Adam Clayton, bassist


The Observer has published a very interesting interview to Adam Clayton.


I don't think rock'n'roll is necessarily a young man's game. I think Neil Young is just as rock'n'roll now as he was in his 20s. I'd like to think we can still be edgy and challenging.

I was not an obvious contender. I was actually pretty shy in school. My defence mechanism was to be the class clown. I remember getting into a lot of trouble for being disruptive, and I was brought in front of the headteacher, who said: "What's going to happen to you; what are you going to do when you grow up?" and I said: "Well, I'm obviously going to be a comedian."

From an early age I didn't buy into the value systems of working hard in a nine-to-five job. I thought creativity, friendship and loyalty and pushing the boundaries of what was acceptable was much more interesting.

The longevity of U2 is primarily based on the friendship of four men that have grown up together. Four men that respect and support and love each other. We won't let each other fail.

It's very confusing when fame comes early on in your career. You get a little bit bent out of shape in terms of what's important. Fame is like the dessert that comes with your achievements - it's not an achievement in itself, but sometimes it can overpower the work.

I really enjoy the privileges of fame now. It opens doors and allows you to meet people, and you're in control. When fame first happened I didn't feel in control, and it closed doors to me.

I've never necessarily chosen to be a bachelor. I've had girlfriends throughout the last 20 or 30 years. It's just that there were times when I met people that fascinated me and times I didn't.

The biggest misconception about me was that I was some kind of wild, crazy rock'n'roll firework. It was an easy image to pick up on, but I'd like to think I was a little deeper than that.
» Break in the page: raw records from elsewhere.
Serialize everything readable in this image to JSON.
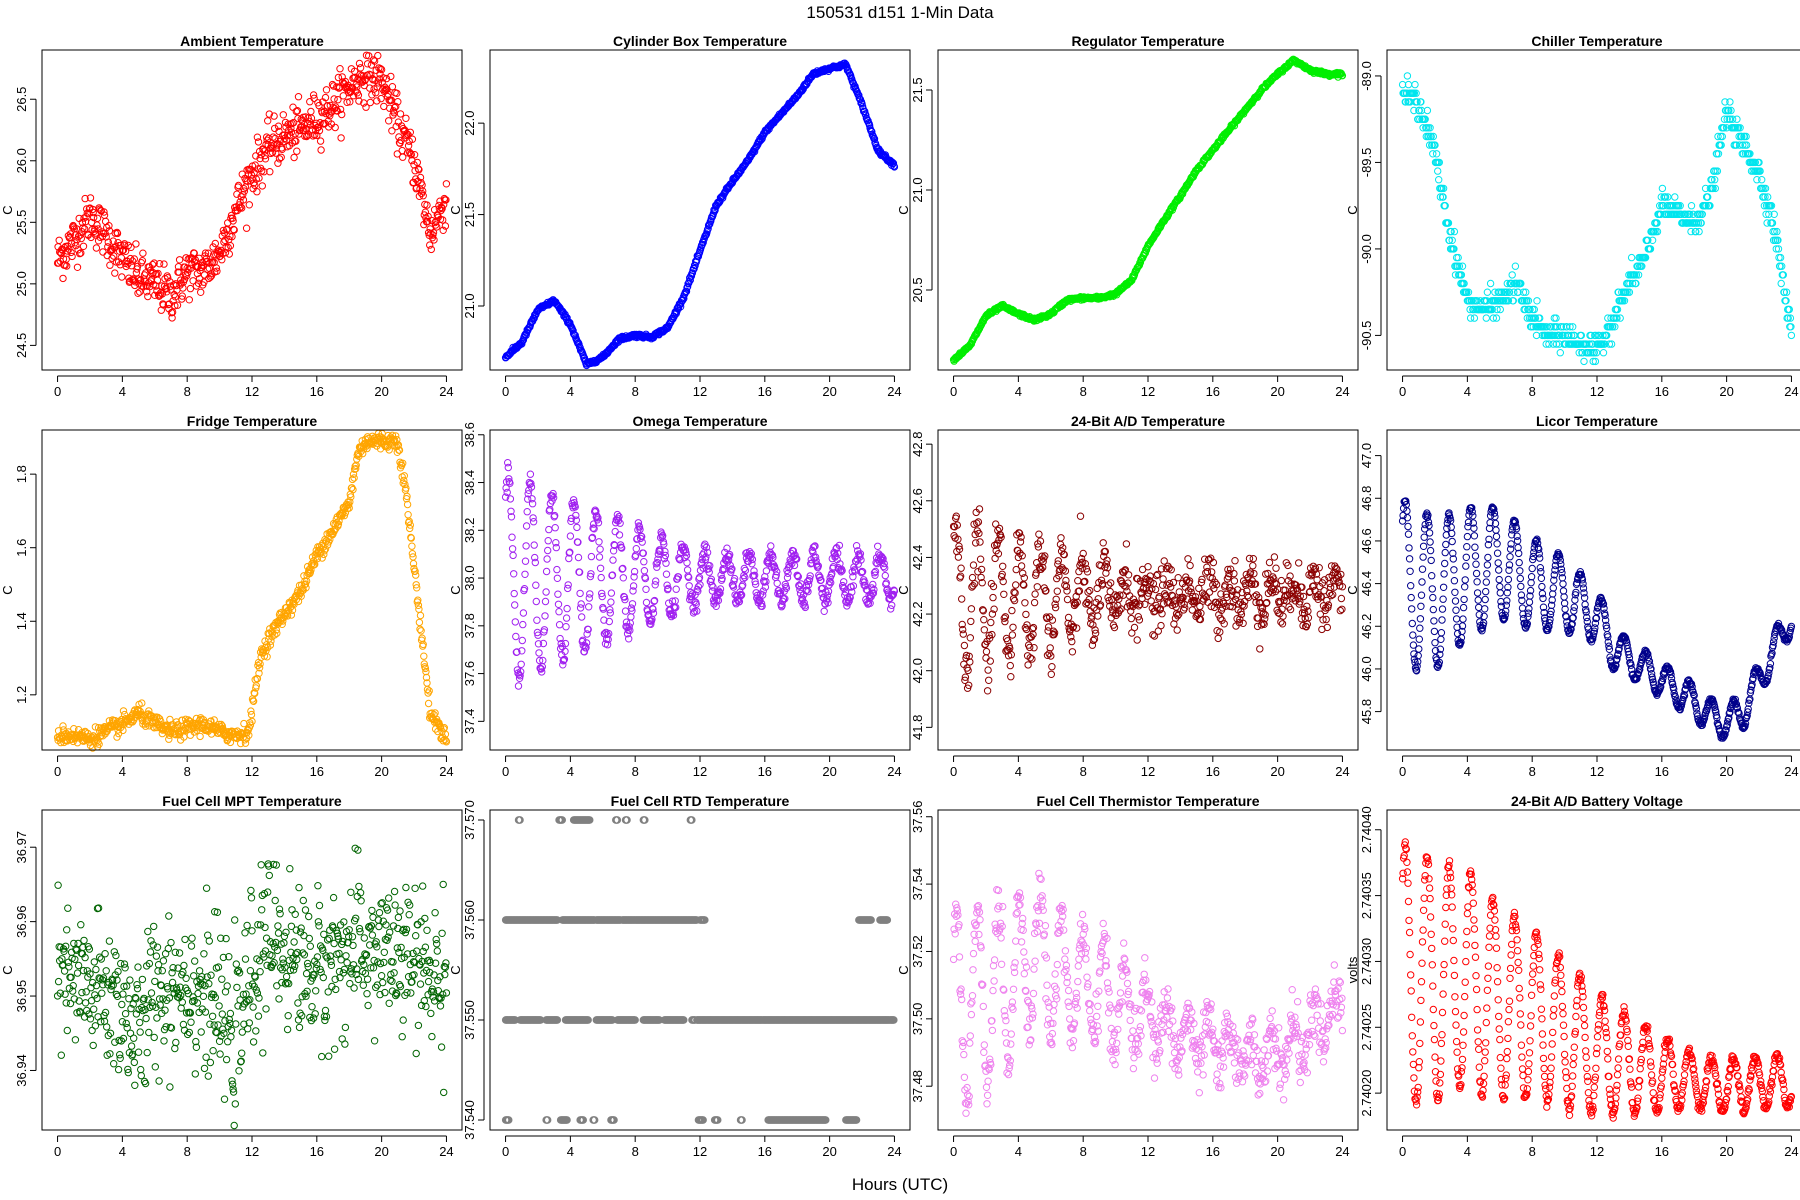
{
  "figure": {
    "suptitle": "150531    d151    1-Min Data",
    "xlabel": "Hours (UTC)"
  },
  "chart_data": [
    {
      "type": "scatter",
      "title": "Ambient Temperature",
      "ylabel": "C",
      "color": "#ff0000",
      "xlim": [
        0,
        24
      ],
      "ylim": [
        24.3,
        26.9
      ],
      "xticks": [
        "0",
        "4",
        "8",
        "12",
        "16",
        "20",
        "24"
      ],
      "yticks": [
        "24.5",
        "25.0",
        "25.5",
        "26.0",
        "26.5"
      ],
      "xtick_values": [
        0,
        4,
        8,
        12,
        16,
        20,
        24
      ],
      "ytick_values": [
        24.5,
        25.0,
        25.5,
        26.0,
        26.5
      ],
      "series": {
        "x": [
          0,
          1,
          2,
          3,
          4,
          5,
          6,
          7,
          8,
          9,
          10,
          11,
          12,
          13,
          14,
          15,
          16,
          17,
          18,
          19,
          20,
          21,
          22,
          23,
          24
        ],
        "y": [
          25.2,
          25.35,
          25.55,
          25.4,
          25.2,
          25.05,
          25.0,
          24.9,
          25.1,
          25.1,
          25.25,
          25.6,
          25.9,
          26.1,
          26.2,
          26.25,
          26.35,
          26.45,
          26.6,
          26.7,
          26.65,
          26.3,
          26.0,
          25.4,
          25.7
        ]
      },
      "noise": 0.1
    },
    {
      "type": "scatter",
      "title": "Cylinder Box Temperature",
      "ylabel": "C",
      "color": "#0000ff",
      "xlim": [
        0,
        24
      ],
      "ylim": [
        20.65,
        22.4
      ],
      "xticks": [
        "0",
        "4",
        "8",
        "12",
        "16",
        "20",
        "24"
      ],
      "yticks": [
        "21.0",
        "21.5",
        "22.0"
      ],
      "xtick_values": [
        0,
        4,
        8,
        12,
        16,
        20,
        24
      ],
      "ytick_values": [
        21.0,
        21.5,
        22.0
      ],
      "series": {
        "x": [
          0,
          1,
          2,
          3,
          4,
          5,
          6,
          7,
          8,
          9,
          10,
          11,
          12,
          13,
          14,
          15,
          16,
          17,
          18,
          19,
          20,
          21,
          22,
          23,
          24
        ],
        "y": [
          20.72,
          20.8,
          20.98,
          21.03,
          20.9,
          20.68,
          20.72,
          20.82,
          20.84,
          20.83,
          20.88,
          21.05,
          21.3,
          21.55,
          21.68,
          21.8,
          21.95,
          22.05,
          22.15,
          22.27,
          22.3,
          22.32,
          22.1,
          21.85,
          21.77
        ]
      },
      "noise": 0.005
    },
    {
      "type": "scatter",
      "title": "Regulator Temperature",
      "ylabel": "C",
      "color": "#00ee00",
      "xlim": [
        0,
        24
      ],
      "ylim": [
        20.1,
        21.7
      ],
      "xticks": [
        "0",
        "4",
        "8",
        "12",
        "16",
        "20",
        "24"
      ],
      "yticks": [
        "20.5",
        "21.0",
        "21.5"
      ],
      "xtick_values": [
        0,
        4,
        8,
        12,
        16,
        20,
        24
      ],
      "ytick_values": [
        20.5,
        21.0,
        21.5
      ],
      "series": {
        "x": [
          0,
          1,
          2,
          3,
          4,
          5,
          6,
          7,
          8,
          9,
          10,
          11,
          12,
          13,
          14,
          15,
          16,
          17,
          18,
          19,
          20,
          21,
          22,
          23,
          24
        ],
        "y": [
          20.15,
          20.22,
          20.37,
          20.42,
          20.38,
          20.35,
          20.38,
          20.45,
          20.46,
          20.46,
          20.48,
          20.55,
          20.72,
          20.85,
          20.97,
          21.1,
          21.2,
          21.3,
          21.4,
          21.5,
          21.58,
          21.65,
          21.6,
          21.58,
          21.58
        ]
      },
      "noise": 0.004
    },
    {
      "type": "scatter",
      "title": "Chiller Temperature",
      "ylabel": "C",
      "color": "#00e5ee",
      "xlim": [
        0,
        24
      ],
      "ylim": [
        -90.7,
        -88.85
      ],
      "xticks": [
        "0",
        "4",
        "8",
        "12",
        "16",
        "20",
        "24"
      ],
      "yticks": [
        "-89.0",
        "-89.5",
        "-90.0",
        "-90.5"
      ],
      "xtick_values": [
        0,
        4,
        8,
        12,
        16,
        20,
        24
      ],
      "ytick_values": [
        -89.0,
        -89.5,
        -90.0,
        -90.5
      ],
      "series": {
        "x": [
          0,
          1,
          2,
          3,
          4,
          5,
          6,
          7,
          8,
          9,
          10,
          11,
          12,
          13,
          14,
          15,
          16,
          17,
          18,
          19,
          20,
          21,
          22,
          23,
          24
        ],
        "y": [
          -89.1,
          -89.15,
          -89.45,
          -89.95,
          -90.3,
          -90.35,
          -90.3,
          -90.2,
          -90.4,
          -90.5,
          -90.5,
          -90.55,
          -90.6,
          -90.4,
          -90.2,
          -90.05,
          -89.75,
          -89.8,
          -89.85,
          -89.7,
          -89.2,
          -89.4,
          -89.55,
          -89.9,
          -90.5
        ]
      },
      "noise": 0.04,
      "quant": 0.05
    },
    {
      "type": "scatter",
      "title": "Fridge Temperature",
      "ylabel": "C",
      "color": "#ffa500",
      "xlim": [
        0,
        24
      ],
      "ylim": [
        1.05,
        1.92
      ],
      "xticks": [
        "0",
        "4",
        "8",
        "12",
        "16",
        "20",
        "24"
      ],
      "yticks": [
        "1.2",
        "1.4",
        "1.6",
        "1.8"
      ],
      "xtick_values": [
        0,
        4,
        8,
        12,
        16,
        20,
        24
      ],
      "ytick_values": [
        1.2,
        1.4,
        1.6,
        1.8
      ],
      "series": {
        "x": [
          0,
          1,
          2,
          3,
          4,
          5,
          6,
          7,
          8,
          9,
          10,
          11,
          11.8,
          12.5,
          13,
          14,
          15,
          16,
          17,
          18,
          18.5,
          19,
          20,
          21,
          21.5,
          22,
          22.5,
          23,
          24
        ],
        "y": [
          1.09,
          1.09,
          1.08,
          1.1,
          1.12,
          1.15,
          1.12,
          1.1,
          1.11,
          1.12,
          1.1,
          1.09,
          1.1,
          1.3,
          1.35,
          1.42,
          1.48,
          1.58,
          1.65,
          1.72,
          1.85,
          1.89,
          1.89,
          1.89,
          1.75,
          1.55,
          1.35,
          1.15,
          1.08
        ]
      },
      "noise": 0.012
    },
    {
      "type": "scatter",
      "title": "Omega Temperature",
      "ylabel": "C",
      "color": "#a020f0",
      "xlim": [
        0,
        24
      ],
      "ylim": [
        37.28,
        38.62
      ],
      "xticks": [
        "0",
        "4",
        "8",
        "12",
        "16",
        "20",
        "24"
      ],
      "yticks": [
        "37.4",
        "37.6",
        "37.8",
        "38.0",
        "38.2",
        "38.4",
        "38.6"
      ],
      "xtick_values": [
        0,
        4,
        8,
        12,
        16,
        20,
        24
      ],
      "ytick_values": [
        37.4,
        37.6,
        37.8,
        38.0,
        38.2,
        38.4,
        38.6
      ],
      "series": {
        "x": [
          0,
          24
        ],
        "y": [
          38.0,
          38.0
        ]
      },
      "osc": {
        "amp_start": 0.45,
        "amp_end": 0.1,
        "decay_until": 12,
        "period": 1.35
      },
      "noise": 0.02
    },
    {
      "type": "scatter",
      "title": "24-Bit A/D Temperature",
      "ylabel": "C",
      "color": "#8b0000",
      "xlim": [
        0,
        24
      ],
      "ylim": [
        41.72,
        42.85
      ],
      "xticks": [
        "0",
        "4",
        "8",
        "12",
        "16",
        "20",
        "24"
      ],
      "yticks": [
        "41.8",
        "42.0",
        "42.2",
        "42.4",
        "42.6",
        "42.8"
      ],
      "xtick_values": [
        0,
        4,
        8,
        12,
        16,
        20,
        24
      ],
      "ytick_values": [
        41.8,
        42.0,
        42.2,
        42.4,
        42.6,
        42.8
      ],
      "series": {
        "x": [
          0,
          24
        ],
        "y": [
          42.25,
          42.28
        ]
      },
      "osc": {
        "amp_start": 0.28,
        "amp_end": 0.05,
        "decay_until": 12,
        "period": 1.3
      },
      "noise": 0.05
    },
    {
      "type": "scatter",
      "title": "Licor Temperature",
      "ylabel": "C",
      "color": "#00008b",
      "xlim": [
        0,
        24
      ],
      "ylim": [
        45.62,
        47.12
      ],
      "xticks": [
        "0",
        "4",
        "8",
        "12",
        "16",
        "20",
        "24"
      ],
      "yticks": [
        "45.8",
        "46.0",
        "46.2",
        "46.4",
        "46.6",
        "46.8",
        "47.0"
      ],
      "xtick_values": [
        0,
        4,
        8,
        12,
        16,
        20,
        24
      ],
      "ytick_values": [
        45.8,
        46.0,
        46.2,
        46.4,
        46.6,
        46.8,
        47.0
      ],
      "series": {
        "x": [
          0,
          2,
          4,
          6,
          8,
          10,
          12,
          13,
          14,
          16,
          18,
          19,
          20,
          21,
          22,
          23,
          24
        ],
        "y": [
          46.4,
          46.35,
          46.45,
          46.5,
          46.4,
          46.35,
          46.25,
          46.1,
          46.05,
          45.95,
          45.85,
          45.78,
          45.75,
          45.8,
          45.95,
          46.1,
          46.25
        ]
      },
      "osc": {
        "amp_start": 0.4,
        "amp_end": 0.08,
        "decay_until": 14,
        "period": 1.35
      },
      "noise": 0.005
    },
    {
      "type": "scatter",
      "title": "Fuel Cell MPT Temperature",
      "ylabel": "C",
      "color": "#006400",
      "xlim": [
        0,
        24
      ],
      "ylim": [
        36.932,
        36.975
      ],
      "xticks": [
        "0",
        "4",
        "8",
        "12",
        "16",
        "20",
        "24"
      ],
      "yticks": [
        "36.94",
        "36.95",
        "36.96",
        "36.97"
      ],
      "xtick_values": [
        0,
        4,
        8,
        12,
        16,
        20,
        24
      ],
      "ytick_values": [
        36.94,
        36.95,
        36.96,
        36.97
      ],
      "series": {
        "x": [
          0,
          2,
          4,
          5,
          6,
          8,
          10,
          11,
          12,
          13,
          16,
          18,
          20,
          22,
          24
        ],
        "y": [
          36.952,
          36.951,
          36.949,
          36.944,
          36.951,
          36.952,
          36.948,
          36.944,
          36.953,
          36.958,
          36.953,
          36.956,
          36.956,
          36.954,
          36.952
        ]
      },
      "noise": 0.005
    },
    {
      "type": "scatter",
      "title": "Fuel Cell RTD Temperature",
      "ylabel": "C",
      "color": "#808080",
      "xlim": [
        0,
        24
      ],
      "ylim": [
        37.539,
        37.571
      ],
      "xticks": [
        "0",
        "4",
        "8",
        "12",
        "16",
        "20",
        "24"
      ],
      "yticks": [
        "37.540",
        "37.550",
        "37.560",
        "37.570"
      ],
      "xtick_values": [
        0,
        4,
        8,
        12,
        16,
        20,
        24
      ],
      "ytick_values": [
        37.54,
        37.55,
        37.56,
        37.57
      ],
      "levels": [
        {
          "value": 37.57,
          "ranges": [
            [
              0.8,
              0.9
            ],
            [
              3.3,
              3.5
            ],
            [
              4.2,
              5.2
            ],
            [
              6.8,
              6.9
            ],
            [
              7.4,
              7.5
            ],
            [
              8.5,
              8.6
            ],
            [
              11.4,
              11.5
            ]
          ]
        },
        {
          "value": 37.56,
          "ranges": [
            [
              0,
              3.2
            ],
            [
              3.5,
              5.5
            ],
            [
              5.6,
              7.1
            ],
            [
              7.2,
              11.8
            ],
            [
              12.0,
              12.3
            ],
            [
              21.8,
              22.6
            ],
            [
              23.1,
              23.6
            ]
          ]
        },
        {
          "value": 37.55,
          "ranges": [
            [
              0,
              0.6
            ],
            [
              0.9,
              2.2
            ],
            [
              2.5,
              3.2
            ],
            [
              3.7,
              5.1
            ],
            [
              5.6,
              6.6
            ],
            [
              6.9,
              8.0
            ],
            [
              8.5,
              9.5
            ],
            [
              9.8,
              11.0
            ],
            [
              11.5,
              11.7
            ],
            [
              11.8,
              24.0
            ]
          ]
        },
        {
          "value": 37.54,
          "ranges": [
            [
              0,
              0.2
            ],
            [
              2.5,
              2.6
            ],
            [
              3.4,
              3.8
            ],
            [
              4.6,
              4.8
            ],
            [
              5.4,
              5.5
            ],
            [
              6.5,
              6.7
            ],
            [
              11.9,
              12.2
            ],
            [
              12.9,
              13.1
            ],
            [
              14.5,
              14.6
            ],
            [
              16.2,
              19.8
            ],
            [
              21.0,
              21.7
            ]
          ]
        }
      ]
    },
    {
      "type": "scatter",
      "title": "Fuel Cell Thermistor Temperature",
      "ylabel": "C",
      "color": "#ee82ee",
      "xlim": [
        0,
        24
      ],
      "ylim": [
        37.467,
        37.562
      ],
      "xticks": [
        "0",
        "4",
        "8",
        "12",
        "16",
        "20",
        "24"
      ],
      "yticks": [
        "37.48",
        "37.50",
        "37.52",
        "37.54",
        "37.56"
      ],
      "xtick_values": [
        0,
        4,
        8,
        12,
        16,
        20,
        24
      ],
      "ytick_values": [
        37.48,
        37.5,
        37.52,
        37.54,
        37.56
      ],
      "series": {
        "x": [
          0,
          2,
          4,
          5,
          6,
          8,
          10,
          12,
          14,
          16,
          18,
          19,
          20,
          22,
          23,
          24
        ],
        "y": [
          37.503,
          37.505,
          37.515,
          37.52,
          37.515,
          37.51,
          37.505,
          37.5,
          37.495,
          37.492,
          37.49,
          37.488,
          37.49,
          37.495,
          37.5,
          37.502
        ]
      },
      "osc": {
        "amp_start": 0.03,
        "amp_end": 0.007,
        "decay_until": 13,
        "period": 1.3
      },
      "noise": 0.004
    },
    {
      "type": "scatter",
      "title": "24-Bit A/D Battery Voltage",
      "ylabel": "volts",
      "color": "#ff0000",
      "xlim": [
        0,
        24
      ],
      "ylim": [
        2.740172,
        2.740415
      ],
      "xticks": [
        "0",
        "4",
        "8",
        "12",
        "16",
        "20",
        "24"
      ],
      "yticks": [
        "2.74020",
        "2.74025",
        "2.74030",
        "2.74035",
        "2.74040"
      ],
      "xtick_values": [
        0,
        4,
        8,
        12,
        16,
        20,
        24
      ],
      "ytick_values": [
        2.7402,
        2.74025,
        2.7403,
        2.74035,
        2.7404
      ],
      "series": {
        "x": [
          0,
          2,
          4,
          5,
          6,
          8,
          10,
          12,
          14,
          16,
          18,
          20,
          22,
          24
        ],
        "y": [
          2.74029,
          2.740285,
          2.74029,
          2.740275,
          2.74027,
          2.74026,
          2.740245,
          2.74023,
          2.740222,
          2.740215,
          2.74021,
          2.740205,
          2.740208,
          2.74021
        ]
      },
      "osc": {
        "amp_start": 0.0001,
        "amp_end": 2e-05,
        "decay_until": 18,
        "period": 1.35
      },
      "noise": 2e-06
    }
  ]
}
I stopped drinking 12 years ago, and it was time. I'd had enough of drinking, drugging and nightclubs. It was a difficult decision to change my life, and it took a while to reprogram, but I've no regrets at all. I've enjoyed every bit of my life. I've had the best of it both ways.

My greatest achievement is managing to cope with four fingers and four strings.

The worst thing that ever happened to me was being busted. It wasn't that I was treated particularly badly, it was just so stupid, so pathetic, to be busted for cannabis. It was a big newspaper story, and it becomes a whole talking point with your parents and your parents' friends and your friends' children, and you just don't want that debate opened up.

I feel there is a lot more to achieve. In the first 20 years I was functioning on instinct and attitude and rawness, and now I know what I'm doing and can apply those skills in a different way. It's no longer about attitude and rawness, but it's about sophistication and understanding.

If I could only take one thing on tour it would be Irish tea bags. Barry's decaffeinated tea bags. I know it sounds crazy, but if you don't travel with your own tea, it never tastes the same.

In a loving relationship, as an expression of freedom and fantasy, I think sex is very important.

I don't think I would ever try and repeat U2. I'd be very happy when U2 came to whatever end, and there is no end, really. But I would be happy to move on. It's a very fast world, and a quieter world would be welcome at some stage.

I can look at myself in the mirror. I didn't use to be able to do it. I see someone who is incredibly lucky, who still has so much ahead of him rather than behind him, and I'm very grateful. I cannot believe how good my life is. I did not expect this.